Performances des équipes africaines : Sous son mandat, les équipes africaines ont montré des progrès notables sur la scène internationale. Lors de la Coupe du Monde 2022, des nations comme le Maroc, le Sénégal, le Cameroun, la Tunisie et le Ghana ont réalisé des performances remarquables. Motsepe a attribué ces succès à des investissements accrus dans le football scolaire, les académies de jeunes et les infrastructures.
Développement des compétitions continentales : Motsepe a supervisé le lancement de l’African Football League en octobre 2023, une compétition regroupant les meilleurs clubs du continent. Bien que cette initiative visait à renforcer la compétitivité des clubs africains, la ligue n’a connu qu’une seule édition, ne parvenant pas à susciter l’engouement escompté.
Gestion financière et gouvernance : Sous sa direction, la CAF a résolu un litige majeur avec son ancien partenaire marketing, Lagardère Sports, en versant un règlement de 50 millions de dollars.

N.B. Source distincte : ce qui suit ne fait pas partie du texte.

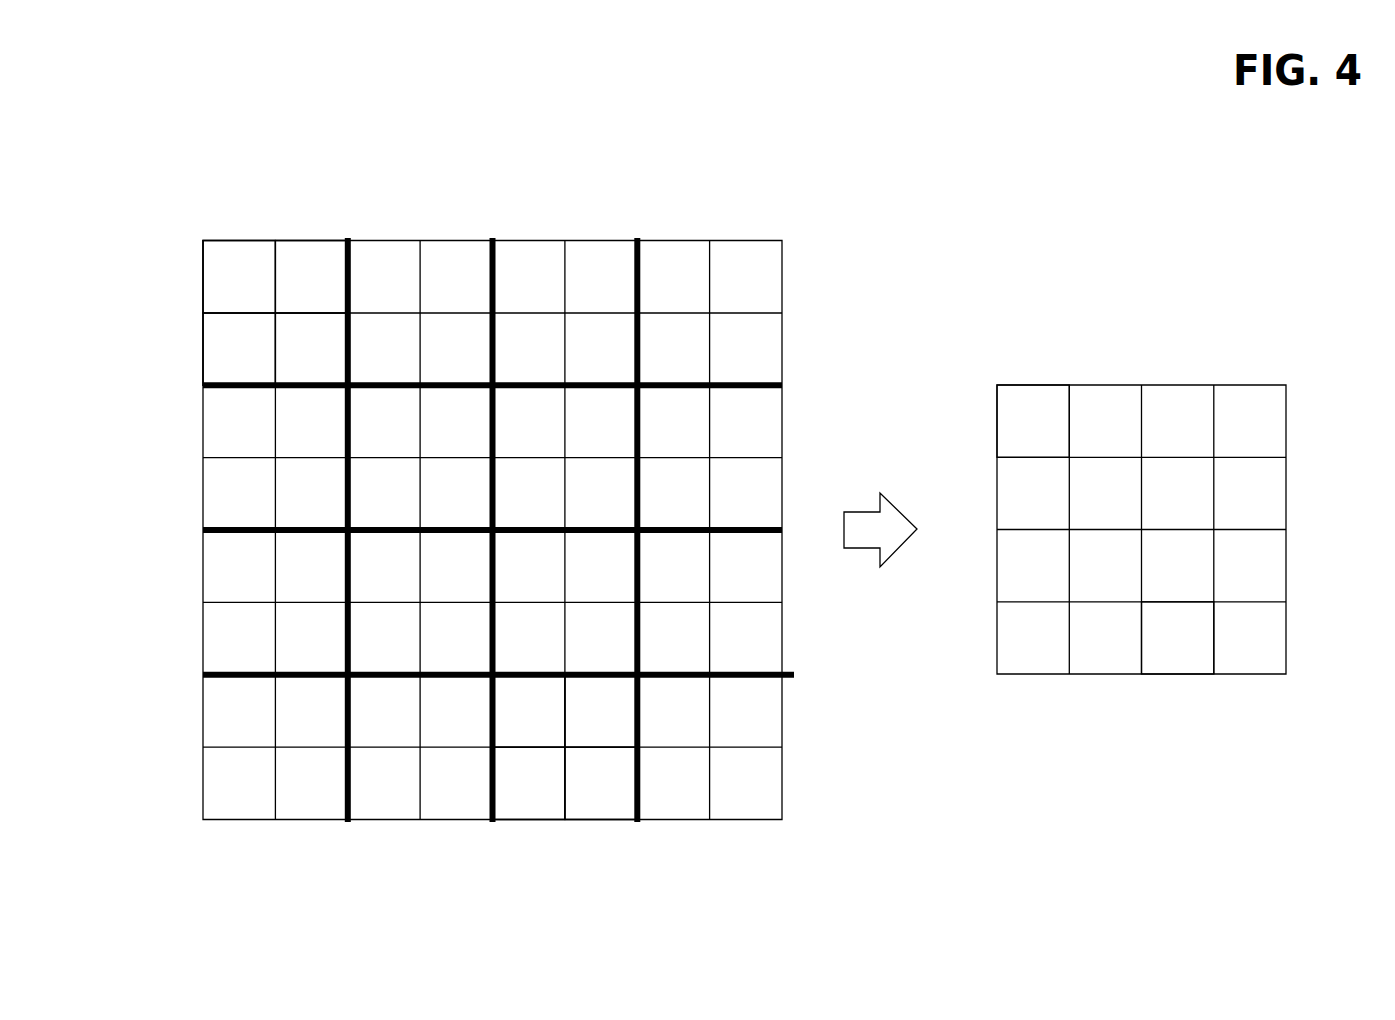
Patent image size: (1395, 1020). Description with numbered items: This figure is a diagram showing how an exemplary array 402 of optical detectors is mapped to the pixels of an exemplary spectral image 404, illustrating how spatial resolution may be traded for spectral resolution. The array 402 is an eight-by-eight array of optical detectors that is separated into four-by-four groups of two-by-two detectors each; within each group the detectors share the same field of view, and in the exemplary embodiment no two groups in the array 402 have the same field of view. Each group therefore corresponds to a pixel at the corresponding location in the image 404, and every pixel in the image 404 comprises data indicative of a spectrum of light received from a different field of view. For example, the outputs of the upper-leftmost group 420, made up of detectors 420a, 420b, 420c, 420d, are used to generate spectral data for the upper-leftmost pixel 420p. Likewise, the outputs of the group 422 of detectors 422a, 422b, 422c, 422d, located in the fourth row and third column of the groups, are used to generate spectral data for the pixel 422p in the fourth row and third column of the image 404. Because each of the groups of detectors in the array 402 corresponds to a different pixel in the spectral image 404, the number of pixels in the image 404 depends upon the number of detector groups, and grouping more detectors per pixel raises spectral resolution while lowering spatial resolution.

The array of optical detectors 402 is at (528, 168).
The spectral image 404 is at (1178, 329).
The upper-leftmost group of detectors 420 is at (265, 240).
The detector 420a is at (239, 277).
The detector 420b is at (311, 277).
The detector 420c is at (239, 349).
The detector 420d is at (311, 349).
The group of detectors 422 is at (574, 822).
The detector 422a is at (529, 711).
The detector 422b is at (601, 711).
The detector 422c is at (529, 783).
The detector 422d is at (601, 783).
The upper-leftmost pixel 420p is at (1033, 421).
The pixel 422p is at (1178, 638).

De plus, la Coupe d’Afrique des Nations 2024 en Côte d’Ivoire a généré un bénéfice de 72 millions de dollars, une augmentation significative par rapport aux 4 millions de dollars de l’édition 2021. Motsepe a également annoncé des projections de revenus de 150 millions de dollars pour l’exercice 2024-2025 et a exprimé l’ambition d’atteindre un milliard de dollars de revenus au cours des huit prochaines années.
Défis et critiques : Malgré ces avancées, la présidence de Motsepe n’a pas été exempte de critiques. Certains observateurs ont pointé du doigt une gestion jugée distante et une politisation accrue du football sous son mandat. Des allégations de mauvaise conduite au sein de l’administration de la CAF ont également émergé, notamment une enquête interne concernant le secrétaire général Véron Mosengo-Omba.
En conclusion, bien que Patrice Motsepe ait initié des réformes notables et enregistré des succès financiers, son mandat à la tête de la CAF a été marqué par des défis en matière de gouvernance et des critiques quant à son style de gestion.